Due to the narrow footprint, many of the rooms have two exposures, letting in both morning and evening light. A long north-south running gallery connects the individual rooms, including the veranda overlooking the western view, enabling a casual interaction between the spaces. To fit the clients’ lifestyle, Wadia Associates designed the interiors to be informal yet elegant, with simplified details to harmonize with their more transitional furnishings. Throughout, profiles and moldings are restrained and spare. In some spots, however, architectural elements are more robust: in the master bedroom, a columned entry vestibule and arched dormer window are incorporated. Other rooms are more luxurious. The master bath, for example, enjoys light from three exposures as well as a fireplace next to the tub.

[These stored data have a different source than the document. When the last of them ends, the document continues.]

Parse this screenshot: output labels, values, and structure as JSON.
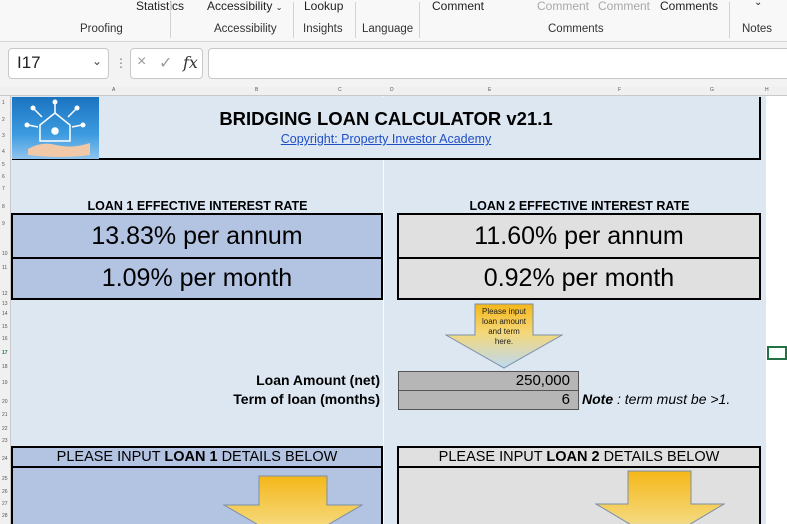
{
  "ribbon": {
    "items": {
      "statistics": "Statistics",
      "accessibility": "Accessibility",
      "lookup": "Lookup",
      "comment": "Comment",
      "comment_dim1": "Comment",
      "comment_dim2": "Comment",
      "comments": "Comments"
    },
    "groups": {
      "proofing": "Proofing",
      "accessibility": "Accessibility",
      "insights": "Insights",
      "language": "Language",
      "comments": "Comments",
      "notes": "Notes"
    }
  },
  "formula_bar": {
    "name_box": "I17",
    "cancel_icon": "×",
    "enter_icon": "✓",
    "fx_label": "fx",
    "formula": ""
  },
  "columns": [
    "A",
    "B",
    "C",
    "D",
    "E",
    "F",
    "G",
    "H"
  ],
  "rows": [
    "1",
    "2",
    "3",
    "4",
    "5",
    "6",
    "7",
    "8",
    "9",
    "10",
    "11",
    "12",
    "13",
    "14",
    "15",
    "16",
    "17",
    "18",
    "19",
    "20",
    "21",
    "22",
    "23",
    "24",
    "25",
    "26",
    "27",
    "28"
  ],
  "sheet": {
    "title": "BRIDGING LOAN CALCULATOR v21.1",
    "copyright": "Copyright: Property Investor Academy",
    "loan1": {
      "label": "LOAN 1 EFFECTIVE INTEREST RATE",
      "annual": "13.83% per annum",
      "monthly": "1.09% per month",
      "details_pre": "PLEASE INPUT ",
      "details_bold": "LOAN 1",
      "details_post": " DETAILS BELOW"
    },
    "loan2": {
      "label": "LOAN 2 EFFECTIVE INTEREST RATE",
      "annual": "11.60% per annum",
      "monthly": "0.92% per month",
      "details_pre": "PLEASE  INPUT ",
      "details_bold": "LOAN 2",
      "details_post": " DETAILS BELOW"
    },
    "arrow_note": "Please input loan amount and term here.",
    "loan_amount_label": "Loan Amount (net)",
    "loan_amount_value": "250,000",
    "term_label": "Term of loan (months)",
    "term_value": "6",
    "note_bold": "Note",
    "note_text": " : term must be >1."
  },
  "colors": {
    "sheet_bg": "#dde7f2",
    "loan1_box": "#b3c3e2",
    "loan2_box": "#e0e0e0",
    "input_cell": "#b6b6b6",
    "link": "#1f4fc5",
    "arrow_top": "#f5b718",
    "arrow_bottom": "#bcd9f2"
  }
}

To the west, the house opens up to a network of allées and outdoor spaces that work in tandem with the design of the house. Set on axis with various rooms—the library, living room, and gallery—the landscape unfolds in a series of terraces that step down the slope of the property into a tennis court at the base. While Wadia Associates designed the east-facing façade to feel sturdy and closed off from the street, the west-facing rooms are meant to enjoy their immediate connection to the outdoors. Areas for entertaining, dining, and swimming, outlined by fieldstone walls and embellished by fountains and plantings, lead to a charming rose garden centered on an octagonal pool also designed by Wadia. Visible from inside the house, this private outdoor oasis—part and parcel of the overall design—adds to the magic of this property.